Caroline Eriksson: Die Vermissten

Caroline Eriksson: Die Vermissten

with Keine Kommentare

Gänsehaut ist hier garantiert – und dafür braucht man noch nicht einmal das Buch aufzuschlagen! Arm- und Nackenhaare stellten sich bei mir auf, als ich das Buch zum ersten Mal in die Hand nahm. Der Buchumschlag ist leicht angeraut. Uaw, ein haptisches Gruselerlebnis! War das wohl vom Verlag so intendiert?

Abgeschreckt hat es mich aber nicht. Anfangs dachte ich ja, ich wüsste, worauf ich mich einlasse. Der Klappentext beschrieb zwar nur die Ausgangssituation, die kam mir jedoch irgendwie bekannt vor. Der Plot erinnert leicht an Gillian Flinns „Gone Girl“ oder an Sebastians Fitzeks Werke („Gone Girl“ habe ich nicht ausgelesen, hat mich nicht mitgenommen, Fitzeks Bücher fand ich vorhersehbar).

Ein schönes Sommeridyll und ein oder zwei düstere Intrigen – der Kontrast könnte nicht größer sein. Greta, Alex und Tochter Smilla verbringen die letzten warmen Sommertage in einem Ferienhaus am See. Die meisten Feriengäste sind abgereist, der Ort ist nahezu verlassen. Zu dritt machen sie einen Bootsausflug, legen an einer verlassenen Insel an. Alex und Smilla gehen auf Entdeckungstour, Greta bleibt am Ufer zurück und wartet. Doch es kommt niemand zurück. Erst in leichter Sorge, dann immer verzweifelter sucht Greta die Insel ab, die beiden sind spurlos verschwunden. Wo sind sie? Was ist passiert? – Ja natürlich. Sie sind auf der versteckten Seite der Insel in ein anderes Boot gestiegen, zum Haus zurückgefahren und warten dort nun auf sie – ein simpler Streich! Diese und andere Erklärungen gehen ihr durch den Kopf. Ihr Ferienhaus steht aber leer. Kann ihr die Polizei vielleicht helfen?

Mehr vom Inhalt darf nicht erzählt werden, es soll ja spannend bleiben.
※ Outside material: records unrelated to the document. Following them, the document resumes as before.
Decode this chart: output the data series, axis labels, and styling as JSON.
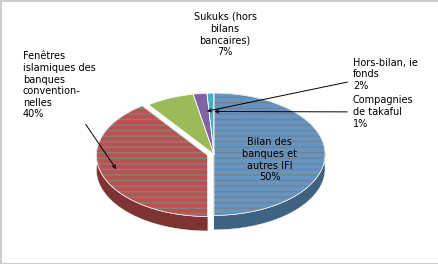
{
  "slices": [
    {
      "label": "Bilan des\nbanques et\nautres IFI\n50%",
      "value": 50,
      "color": "#6096C8",
      "hatch": "---",
      "explode": 0.0
    },
    {
      "label": "Fenêtres\nislamiques des\nbanques\nconvention-\nnelles\n40%",
      "value": 40,
      "color": "#C0504D",
      "hatch": "---",
      "explode": 0.06
    },
    {
      "label": "Sukuks (hors\nbilans\nbancaires)\n7%",
      "value": 7,
      "color": "#9BBB59",
      "hatch": "",
      "explode": 0.0
    },
    {
      "label": "Hors-bilan, ie\nfonds\n2%",
      "value": 2,
      "color": "#8064A2",
      "hatch": "",
      "explode": 0.0
    },
    {
      "label": "Compagnies\nde takaful\n1%",
      "value": 1,
      "color": "#4BACC6",
      "hatch": "",
      "explode": 0.0
    }
  ],
  "start_angle": 90,
  "figsize": [
    4.39,
    2.64
  ],
  "dpi": 100,
  "background_color": "#FFFFFF",
  "font_size": 7
}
Ein entscheidendes Kriterium, warum ich das Buch nicht wie andere bekannte Psychothriller beiseitegelegt habe, ist die Perspektive. Für den Leser steht allein die Hauptfigur im Zentrum. Gedanken, Gefühle, alles ist einsehbar, verlässliche Informationen fehlen. Daher erkennt man erst spät, dass sie selbst nur eine Spielfigur ist. Mit jeder weiteren Seite wird das Bild klarer, der Schluss deckt alles auf und sortiert somit rückblickend die Ereignisse ein. Ich musste mehrmals meine Vermutung, wie es endet, neu aufstellen. Auf diesen Ausgang wäre ich niemals gekommen. Die Figurenperspektive beeinflusst den Leser somit enorm. Glaubt die Hauptfigur, es läge an ihr, sie habe den beiden vielleicht etwas angetan, glaubt man es auch. Das ist Manipulation vom Feinsten! Der Zweifel an Greta wird immer stärker, auch weil sie immer stärker an sich und ihrer Wahrnehmung zweifelt. Die Figur bröckelt, mit ihr die Hoffnung auf ein klares Ende. Die Auflösung kommt plötzlich, fast schlägt sie einem mit dem Ruder ins Gesicht.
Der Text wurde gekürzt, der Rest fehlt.